James Comey is sworn in before testifying at a House Oversight and Government Reform Committee hearing on July 7, 2016. © Gary Cameron / Reuters
A new report has revealed additional texts between FBI agent Peter Strzok and his mistress Lisa Page, indicating that FBI staffers used non-official email servers. It also questions whether James Comey lied under oath.
The texts were released in a 25-page report titled ‘The Clinton Email Scandal and the FBI’s Investigation of it,’ which was released by the Committee on Homeland Security and Governmental Affairs on Tuesday. The report included numerous messages between Strzok and Page, but noted that they “do not provide a full and complete picture” and that “further investigation and inquiry is necessary.”

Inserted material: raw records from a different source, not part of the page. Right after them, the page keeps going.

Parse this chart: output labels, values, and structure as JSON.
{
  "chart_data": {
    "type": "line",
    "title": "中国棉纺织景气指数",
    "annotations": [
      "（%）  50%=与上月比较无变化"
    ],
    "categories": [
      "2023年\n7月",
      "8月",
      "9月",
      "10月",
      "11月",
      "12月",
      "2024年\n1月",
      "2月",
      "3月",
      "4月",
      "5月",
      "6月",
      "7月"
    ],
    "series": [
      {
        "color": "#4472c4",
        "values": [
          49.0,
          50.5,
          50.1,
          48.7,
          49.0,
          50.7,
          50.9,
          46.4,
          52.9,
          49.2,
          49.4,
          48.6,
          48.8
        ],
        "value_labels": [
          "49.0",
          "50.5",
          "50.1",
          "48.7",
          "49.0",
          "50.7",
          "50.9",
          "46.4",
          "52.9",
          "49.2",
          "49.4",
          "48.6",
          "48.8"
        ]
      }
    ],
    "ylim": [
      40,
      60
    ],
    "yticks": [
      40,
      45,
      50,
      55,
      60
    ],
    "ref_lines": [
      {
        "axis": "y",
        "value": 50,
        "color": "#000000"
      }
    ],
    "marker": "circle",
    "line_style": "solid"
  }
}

Below are some of the extracts from the report.
FBI staffers could have been using non-official email accounts to conduct business:
“Text messages exchanged between Strzok and Page suggest that FBI officials used non-official email accounts and messaging programs to communicate about FBI business. For example, on April 10, 2016—after Strzok expressed his frustration about being ‘left out of the loop’—he wrote to Page: ‘Gmailed you two drafts of what I’m thinking of sending Bill, would appreciate your thoughts. Second (more recent) is updated so you can skip the first.’ In another exchange, on October 25, 2016, about a letter to Congress regarding the Clinton investigation, Page wrote, ‘Remind me I need to ask you something. Tomorrow is fine.’ Strzok responded: ‘[S]ure. You can also imsg [iMessage] me.’ Strzok and Page also discussed Page potentially receiving an FBI-issued iPhone for which the FBI information technology office proposed to stop following ‘security/monitoring’ requirements. These texts raise questions about the FBI’s retention of records associated with its investigation.”
Questions on whether James Comey lied under oath:
“On July 1, 2016, following Attorney General Lynch’s announcement that she would follow the FBI’s recommendation in the Clinton investigation, Page wrote, ‘it’s a real profile in couragw [sic], since she knows no charges will be brought’against Secretary Clinton. Director Comey held the exoneration announcement press conference on July 5, 2016. Appearing before the House Committee on Oversight and Government Reform on July 7, 2016, Director Comey testified that he ‘did not coordinate [his statement] with anyone. The White House, the Department of Justice, nobody outside the FBI family had any idea what I was about to say.’ These statements seem to be at odds. The statements by both Comey and Lynch were carefully crafted for public consumption. Page’s text message, in contrast, was never intended to see the light of day, was therefore more candid, and may have greater credibility. Because Director Comey’s July 7 statement was given under oath, this discrepancy requires further investigation.”
More anti-Trump rhetoric:
“On August 9, 2016, Page wrote to Strzok about Trump, ‘He’s not ever going to become president, right? Right?!’ On August 15, 2016, Strzok replied to Page, ‘I want to believe the path you threw out for consideration in Andy’s office—that there’s no way he gets elected—but I’m afraid we can’t take that risk. It’s like an insurance policy in the unlikely event you die before you’re 40…’ Because of what these texts imply, they demand further investigation.”
“Throughout the primary and general elections, Strzok and Page repeatedly demonstrated hostility to then-candidate Trump and Republicans in general. Page called Trump a ‘loathsome human,’ before writing ‘I can not [sic] believe Donald Trump is likely to be an actual, serious candidate for president.’ Strzok called Trump ‘an idiot’ and opined Clinton ‘should win 100,000,000 – 0.’ Strzok and Page also used expletives to describe Trump. Page also expressed disdain for Americans participating in the 2016 March for Life, writing that she ‘truly hate[s] these people.’ Strzok called Virginians who apparently voted against FBI Deputy Director McCabe’s wife for a local Senate seat ‘ignorant hillbillys [sic].’ These statements raise questions about whether personal political bias may have affected the FBI’s investigation.”
Who are Peter Strzok and Lisa Page?
Peter Strzok is an FBI agent who was assigned to both the Clinton email probe and the Russia investigation. He was removed from Special Counsel Robert Mueller’s Russia investigation team over the summer, after Mueller learned of the texts. He was reassigned to the FBI’s human resources division at that time.
Lisa Page, a lawyer and Strzok’s mistress, was briefly on Mueller’s Russia investigation team. She left before the text messages were revealed, going back to work in the office of the FBI’s general counsel. Page has been described as a trial lawyer with vast experience in money laundering and organized crime cases.
Over the course of their two-year extramarital affair, Strzok and Page exchanged some 50,000 text messages. The last one was written by Page to Strzok on June 23, 2017. “Please don’t ever text me again,” she wrote. It remains unclear whether that message was written because she had become aware that their text exchanges had been discovered.
Additional text messages outlined in the report include one which raises the question of former president Barack Obama’s role in the Clinton email probe, and questions the timeline of when the FBI found out about relevant Clinton emails.